Leone dice in maniera molto bella che il Signore ha fatto questa scelta in maniera chiara. Vi esorto ad andare ad approfondire anche questi filoni della patrologia che dà dei chiari e forti input a favore di questa spiritualità della pace. Certamente questa è la strada da percorrere anche per il nostro cammino, per il nostro itinerario.

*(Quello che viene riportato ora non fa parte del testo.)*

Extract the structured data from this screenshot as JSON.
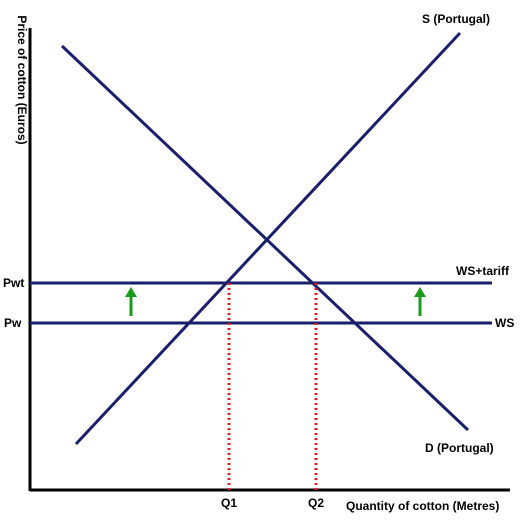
{
  "axes": {
    "y_label": "Price of cotton (Euros)",
    "x_label": "Quantity of cotton (Metres)"
  },
  "curves": {
    "supply_label": "S (Portugal)",
    "demand_label": "D (Portugal)"
  },
  "price_lines": {
    "world_supply_label": "WS",
    "world_supply_tariff_label": "WS+tariff"
  },
  "price_ticks": {
    "pw": "Pw",
    "pwt": "Pwt"
  },
  "quantity_ticks": {
    "q1": "Q1",
    "q2": "Q2"
  },
  "colors": {
    "curve": "#1a1f6b",
    "axis": "#000000",
    "dotted_guides": "#e02020",
    "arrows": "#1a9a1a"
  },
  "annotations": {
    "tariff_arrow_direction": "up",
    "tariff_arrow_count": 2
  }
}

Concludo con un impegno concreto e serio più di natura politica che non di natura ecclesiale. Nel messaggio di Benedetto XVI per la giornata mondiale c’è un fortissimo richiamo al problema del disarmo. Credo che questa sia una pista su cui dobbiamo lavorare. C’è già stato ricordato che del disarmo non parla più nessuno, eppure le spese militari oggi sono diventate drammatiche. Nella conferenza stampa di presentazione del messaggio, il cardinale Raffaele Martino ha dato queste cifre che io vi leggo perché vengono da una voce più che ufficiale. Il Santo Padre prende atto, direi con soddisfazione, del fatto che il numero dei conflitti sia calato, però di contro prende atto con rammarico dell’aumento delle spese militari e della produzione e commercio delle stesse, con riferimento al dato che nel 2004 la spesa militare degli Stati, di tutti gli stati del mondo, ha superato la somma di un trilione di dollari; circa cento 160 dollari per ogni abitante del pianeta; fate la divisione. L’utile ottenuto dai primi 100 produttori e fornitori di armi nel 2003 ha avuto un incremento del 25% rispetto a quello del 2002, mentre il loro utile complessivo del 2004 equivale alla somma del PIL dei 61 paesi più poveri del mondo.

Quale futuro di pace sarà mai possibile se si continua ad investire nella produzione di armi e nella ricerca applicata a costruirne di nuove, non tenendo in considerazione il sano principio di sufficienza che la sapienza bi-millenaria della chiesa ha formulato per questa materia? E praticamente con lo stesso rammarico il papa prende atto che il discorso della messa al bando di qualsiasi arma di distruzione di massa e il discorso della stesso disarmo globale ristagna presso la comunità internazionale da moti anni e non è più nella agenda dell’ONU. Questo è l’impegno che noi dobbiamo prendere: ce lo chiede il papa, non lo facciamo per noi, ce lo chiede il papa.

Scusate della confusione dei pensieri che ho messo insieme, ma ve li offro così come mi sono venuti.


Intervento al convegno di Pax Christi "Infaticabili provocatori di nonviolenza, il nesso fra le "piccole" e le "grandi" scelte" (Trento, 29-31 dicembre 2005).